Progress Over Perfection
Updated: Feb 6
All too often, product and technology teams strive to be perfect in the products they develop.
There are several issues with chasing perfection:
Perfection is in the Eye of the Beholder - Perfection is very personal. I may think that something is perfect and you might think it is MEH! What product teams think is perfect may not be what end users think is perfect. Ultimately its customers and users point of view that counts.
Perfection is Here and Now - I might do something and look at the output/ outcome and think that it is perfect today. However when I look at it tomorrow/ next week/ next month I will probably go "What crap!"
Perfection can prevent progress - When we chase perfection and we think that we have achieved it, that could prevent us from improving on the "perfect state". When you couple this with the fact that perfection is here and now, this can be very dangerous for product teams. A "progressive" competitor could come along and blow you away with an improved offering which could be more in keeping with the times.
When you are trying to reach a state of perfection, it can put a lot of pressure on you because the bar is so HIGH. The fear of failure to reach the perfect state can prevent you from even starting. Quoting from Bernard Moerman’s TED talk, Recalibrate Your S.E.L.F. – "You don’t have to be great to start. But you have to start to become great!"

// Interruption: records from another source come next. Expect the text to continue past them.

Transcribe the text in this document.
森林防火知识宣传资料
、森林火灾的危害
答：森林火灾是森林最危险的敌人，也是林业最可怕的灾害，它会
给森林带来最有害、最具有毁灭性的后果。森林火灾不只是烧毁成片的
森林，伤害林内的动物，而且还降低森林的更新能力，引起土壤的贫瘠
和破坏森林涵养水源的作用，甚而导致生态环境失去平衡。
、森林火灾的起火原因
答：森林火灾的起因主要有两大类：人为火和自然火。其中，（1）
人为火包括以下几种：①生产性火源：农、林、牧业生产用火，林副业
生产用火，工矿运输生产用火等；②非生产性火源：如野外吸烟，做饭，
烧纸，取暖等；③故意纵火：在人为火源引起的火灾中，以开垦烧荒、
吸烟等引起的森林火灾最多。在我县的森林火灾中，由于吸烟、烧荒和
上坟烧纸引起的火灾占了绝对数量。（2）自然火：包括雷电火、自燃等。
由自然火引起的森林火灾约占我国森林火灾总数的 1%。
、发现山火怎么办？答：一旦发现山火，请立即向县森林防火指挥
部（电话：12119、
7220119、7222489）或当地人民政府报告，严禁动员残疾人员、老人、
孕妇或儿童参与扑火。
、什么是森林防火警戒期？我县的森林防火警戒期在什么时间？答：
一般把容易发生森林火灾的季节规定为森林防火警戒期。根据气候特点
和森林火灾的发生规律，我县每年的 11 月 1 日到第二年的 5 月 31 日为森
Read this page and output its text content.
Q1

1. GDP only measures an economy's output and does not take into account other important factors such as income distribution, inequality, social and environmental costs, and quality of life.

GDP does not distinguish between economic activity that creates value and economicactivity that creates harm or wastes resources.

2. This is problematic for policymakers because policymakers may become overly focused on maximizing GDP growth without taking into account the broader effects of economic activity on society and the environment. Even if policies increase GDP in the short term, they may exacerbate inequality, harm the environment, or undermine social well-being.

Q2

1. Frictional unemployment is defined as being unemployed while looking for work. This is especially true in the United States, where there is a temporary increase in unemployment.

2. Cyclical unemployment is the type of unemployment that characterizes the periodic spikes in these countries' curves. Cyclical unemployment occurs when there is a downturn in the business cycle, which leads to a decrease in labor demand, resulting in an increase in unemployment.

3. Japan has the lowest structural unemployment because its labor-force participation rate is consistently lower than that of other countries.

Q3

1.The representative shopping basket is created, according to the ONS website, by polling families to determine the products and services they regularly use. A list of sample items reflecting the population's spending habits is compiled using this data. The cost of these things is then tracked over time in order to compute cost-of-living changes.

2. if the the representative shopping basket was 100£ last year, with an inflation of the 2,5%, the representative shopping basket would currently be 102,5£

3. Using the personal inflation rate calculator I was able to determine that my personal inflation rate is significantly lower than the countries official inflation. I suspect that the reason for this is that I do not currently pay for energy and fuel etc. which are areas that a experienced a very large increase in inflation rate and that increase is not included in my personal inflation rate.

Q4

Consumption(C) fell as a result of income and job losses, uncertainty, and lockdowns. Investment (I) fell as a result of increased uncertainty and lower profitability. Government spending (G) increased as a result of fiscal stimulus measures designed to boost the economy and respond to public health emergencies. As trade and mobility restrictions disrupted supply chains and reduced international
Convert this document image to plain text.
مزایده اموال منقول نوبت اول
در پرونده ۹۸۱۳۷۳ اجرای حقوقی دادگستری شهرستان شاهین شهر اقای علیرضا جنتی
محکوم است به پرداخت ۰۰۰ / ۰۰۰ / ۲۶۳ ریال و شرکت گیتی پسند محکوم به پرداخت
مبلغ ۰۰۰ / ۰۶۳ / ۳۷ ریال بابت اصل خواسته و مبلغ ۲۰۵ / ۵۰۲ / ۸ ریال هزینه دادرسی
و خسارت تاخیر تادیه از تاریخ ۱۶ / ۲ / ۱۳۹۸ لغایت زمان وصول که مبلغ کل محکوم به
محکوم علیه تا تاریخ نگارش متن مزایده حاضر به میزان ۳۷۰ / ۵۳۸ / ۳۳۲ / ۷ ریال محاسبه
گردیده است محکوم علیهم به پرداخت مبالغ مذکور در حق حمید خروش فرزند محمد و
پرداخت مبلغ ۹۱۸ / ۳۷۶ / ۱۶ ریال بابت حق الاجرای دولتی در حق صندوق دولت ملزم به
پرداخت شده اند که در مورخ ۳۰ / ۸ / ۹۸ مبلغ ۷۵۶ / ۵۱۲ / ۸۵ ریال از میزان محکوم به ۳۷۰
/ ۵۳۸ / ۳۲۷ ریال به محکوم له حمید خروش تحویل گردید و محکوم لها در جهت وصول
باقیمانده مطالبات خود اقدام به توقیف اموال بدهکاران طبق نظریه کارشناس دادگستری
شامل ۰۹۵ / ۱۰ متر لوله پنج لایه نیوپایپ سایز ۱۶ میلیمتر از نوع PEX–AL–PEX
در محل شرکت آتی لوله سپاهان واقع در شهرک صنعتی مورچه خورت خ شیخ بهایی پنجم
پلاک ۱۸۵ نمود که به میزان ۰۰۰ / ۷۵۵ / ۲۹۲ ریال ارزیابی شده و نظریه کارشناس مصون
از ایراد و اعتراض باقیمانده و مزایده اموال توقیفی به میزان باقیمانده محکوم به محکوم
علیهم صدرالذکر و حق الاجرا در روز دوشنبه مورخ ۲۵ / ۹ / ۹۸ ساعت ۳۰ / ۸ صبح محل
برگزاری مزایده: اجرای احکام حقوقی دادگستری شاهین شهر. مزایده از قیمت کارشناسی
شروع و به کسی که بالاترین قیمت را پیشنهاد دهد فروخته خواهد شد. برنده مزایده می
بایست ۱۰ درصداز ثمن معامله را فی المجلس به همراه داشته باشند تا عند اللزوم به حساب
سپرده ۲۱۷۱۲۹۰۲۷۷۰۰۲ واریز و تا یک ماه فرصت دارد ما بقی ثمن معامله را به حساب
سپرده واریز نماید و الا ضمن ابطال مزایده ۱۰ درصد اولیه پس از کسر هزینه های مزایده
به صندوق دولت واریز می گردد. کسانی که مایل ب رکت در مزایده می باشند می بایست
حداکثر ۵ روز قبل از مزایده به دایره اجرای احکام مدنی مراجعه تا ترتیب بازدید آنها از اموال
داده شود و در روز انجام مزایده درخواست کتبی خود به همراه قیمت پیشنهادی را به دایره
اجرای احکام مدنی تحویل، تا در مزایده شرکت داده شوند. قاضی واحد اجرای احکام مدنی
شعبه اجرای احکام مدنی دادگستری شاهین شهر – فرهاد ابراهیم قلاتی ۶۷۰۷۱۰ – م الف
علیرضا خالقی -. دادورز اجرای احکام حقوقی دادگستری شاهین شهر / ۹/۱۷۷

In the context of product teams all those sayings against chasing perfection make a lot of sense:
Perfection is the enemy of progress
Perfection is a myth
Perfection is the enemy of done
I have found that a different mindset is more useful for product teams - Progress over Perfection. I first came across the concept "Progress over Perfection" way back in 2012 on a post-it note stuck on my brother-in-law Aravindan's work desk at home.
So how do you adopt a Progress Over Perfection approach?
Key things to keep in mind-
Get started in the general direction you want to go putting in your best effort
Take an experimental approach and be open to learning from your experiences
Keep iterating to make incremental improvements till you reach a satisfactory state. And you should be ready to come back and revisit things even when you are satisfied with things.
I personally love Garmin's take on this mindset - BeatYesterday!